In 2016, the Wikimedia Foundation established the Wikimedia Endowment, designed to "serve as a perpetual source of support for Wikipedia and the Wikimedia Foundation". The Endowment's target was to raise $100 million by 2026, and it has been hosted as a "Collective Action Fund" at the Tides Foundation.
Financially, the Endowment appears to have been a runaway success, far exceeding communicated expectations.
Hosting by the Tides Foundation was intended to be a temporary arrangement, and the WMF has promised for more than five years now to transfer the Endowment to a standalone 501(c)(3) organization, which would then be legally required to make its own Form 990 disclosures of financial data each year – revenue, expenditure, salary costs, highest-paid contractors, grants, etc. – in line with the minimum standards of transparency for US non-profits.
On 29 March 2017, for example, Lisa Seitz answered community questions about the Endowment on Meta as follows:
"The WMF board has already given us the direction to move it into a separate 501c3 once the endowment reaches $33 million. ... WMF's Executive Director is supportive of moving it to a new 501c3 once it reaches $33 million."
But as the Foundation proudly announced last September, the Endowment passed $100 million in June 2021, five years early. The $33 million mark came and went years ago. The move to a standalone non-profit never happened.
Fast forward a few years, and WMF staff were still making the same sorts of public statements about moving to a 501(c)(3) soon. As Endowment Director Amy Parker and Director of Development Caitlin Virtue told me on Meta in April 2021:
"No grants will be made from the Endowment until its total revenue surpasses $100 million. Updates on funds raised are posted to this page. We are in the process of transitioning the Endowment to a new US 501c3 charity, after which it will begin making grants and will publish its own Form 990. ... As we approach the $100 million funding milestone, we are in the process of establishing the Endowment as a separate 501c3. ..."
"We are in the process of establishing a new home for the endowment in a stand-alone 501(c)(3) public charity. We will move the endowment in its entirety to this new entity once the new charity receives its IRS 501(c)(3) determination letter."
This was more than a year ago.
Note that the promise to post updates on funds raised is no longer kept. The last update on Meta as of this writing was to say that the Endowment had surpassed $100 million in June 2021. There has been no update on funds raised since then. We, and donors around the world who are asked to contribute, or to include the Wikimedia Endowment in their wills, don't know if the Endowment now stands at $120 million, $150 million, $200 million, or higher ...
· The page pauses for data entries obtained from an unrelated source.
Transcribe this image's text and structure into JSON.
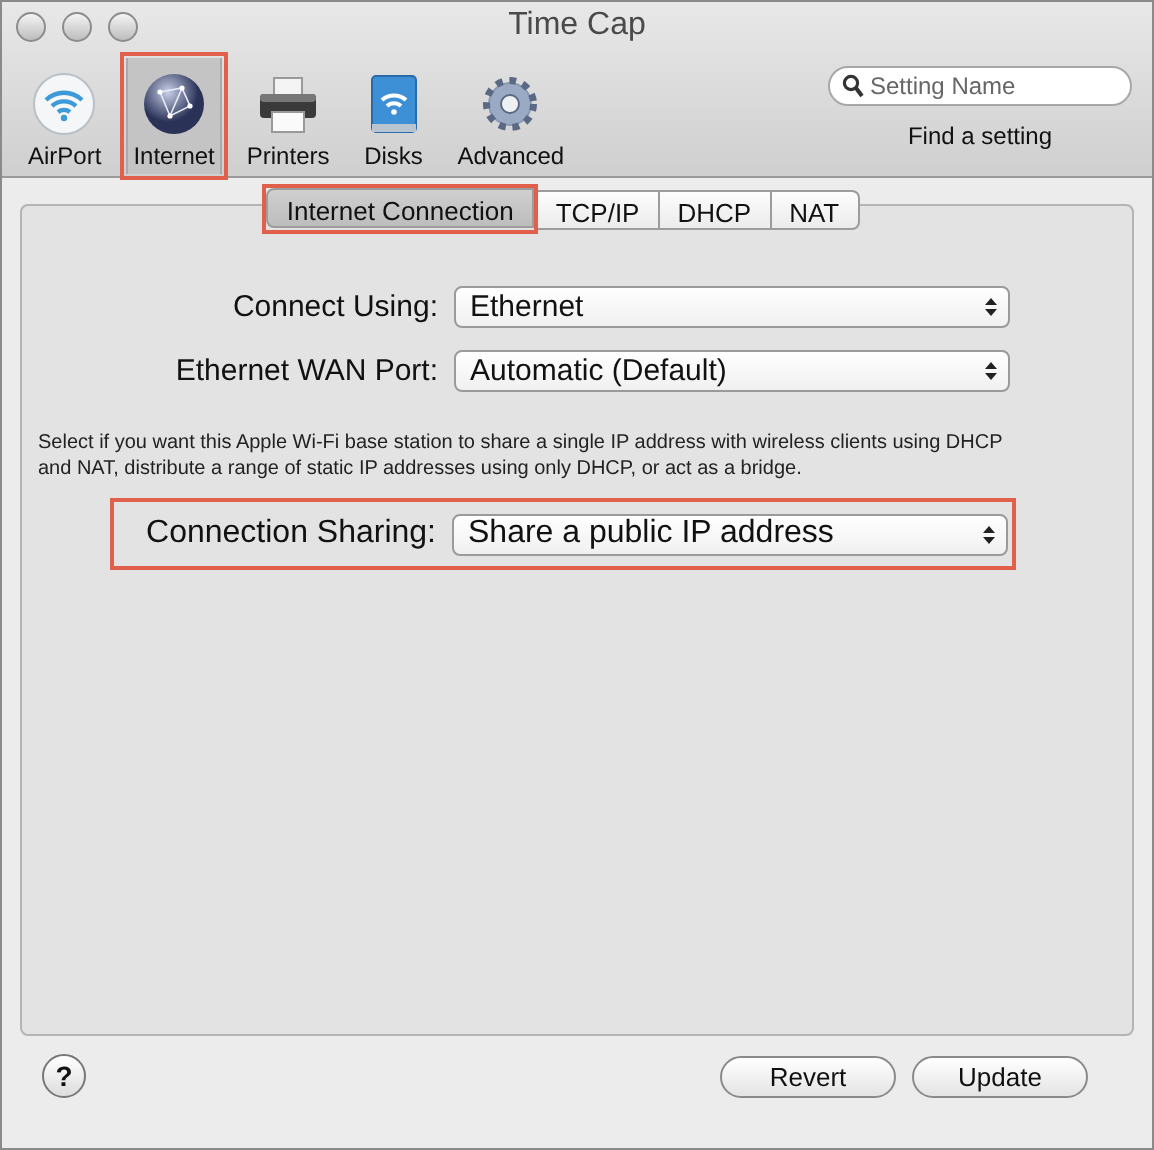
{
  "window": {
    "title": "Time Cap"
  },
  "toolbar": [
    {
      "label": "AirPort",
      "kind": "wifi",
      "selected": false,
      "highlighted": false
    },
    {
      "label": "Internet",
      "kind": "globe",
      "selected": true,
      "highlighted": true
    },
    {
      "label": "Printers",
      "kind": "printer",
      "selected": false,
      "highlighted": false
    },
    {
      "label": "Disks",
      "kind": "disk",
      "selected": false,
      "highlighted": false
    },
    {
      "label": "Advanced",
      "kind": "gear",
      "selected": false,
      "highlighted": false
    }
  ],
  "search": {
    "placeholder": "Setting Name",
    "caption": "Find a setting"
  },
  "tabs": [
    {
      "label": "Internet Connection",
      "selected": true,
      "highlighted": true
    },
    {
      "label": "TCP/IP",
      "selected": false,
      "highlighted": false
    },
    {
      "label": "DHCP",
      "selected": false,
      "highlighted": false
    },
    {
      "label": "NAT",
      "selected": false,
      "highlighted": false
    }
  ],
  "rows": [
    {
      "kind": "popup",
      "label": "Connect Using:",
      "value": "Ethernet",
      "highlighted": false
    },
    {
      "kind": "popup",
      "label": "Ethernet WAN Port:",
      "value": "Automatic (Default)",
      "highlighted": false
    },
    {
      "kind": "note",
      "text": "Select if you want this Apple Wi-Fi base station to share a single IP address with wireless clients using DHCP and NAT, distribute a range of static IP addresses using only DHCP, or act as a bridge."
    },
    {
      "kind": "popup",
      "label": "Connection Sharing:",
      "value": "Share a public IP address",
      "highlighted": true
    }
  ],
  "footer": {
    "help": "?",
    "buttons": [
      "Revert",
      "Update"
    ]
  }
}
The Wikimedia Foundation also refuses to disclose how much money it has paid the Tides Foundation (incidentally, an organization the WMF's General Counsel Amanda Keton used to head before she moved to the WMF in 2019) for its administration and management of the Endowment since 2016, or indeed whether – and how much – any other consultants, law firms, advisors, staff, or other help have been paid from Endowment funds.
Asking about these matters yields the terse response:
"As a matter of practice, we do not disclose specific terms of contracts with our vendors."
We also don't know whether grants have already been made – as Amy Parker said could happen upon reaching the $100 million mark – nor do we know who may have received those grants. There isn't a lack of precedent: we have already seen millions of dollars of Wikimedia money being given to outside organizations via Tides without disclosure until months later.
Matters would be considerably more transparent if the Wikimedia Foundation had done what it said it would do years ago: transfer the Wikimedia Endowment to a standalone non-profit publishing its own annual Form 990, with a binding commitment to follow the guidelines of the Uniform Prudent Management of Institutional Funds Act (UPMIFA).
What is the delay? Is the Wikimedia Foundation having trouble getting the IRS to recognise the Endowment's qualifications for non-profit status? When will we see a Form 990? Will the Foundation make a retrospective declaration of all costs and expenses since 2016, if the Endowment is ever transferred to a 501(c)(3) non-profit?
How about voluntarily publishing properly audited financial statements for the Endowment, covering the period from 2016 to today?
As long as there is no such transparent accounting, anybody donating funds to the Wikimedia Endowment is effectively throwing money into a black hole.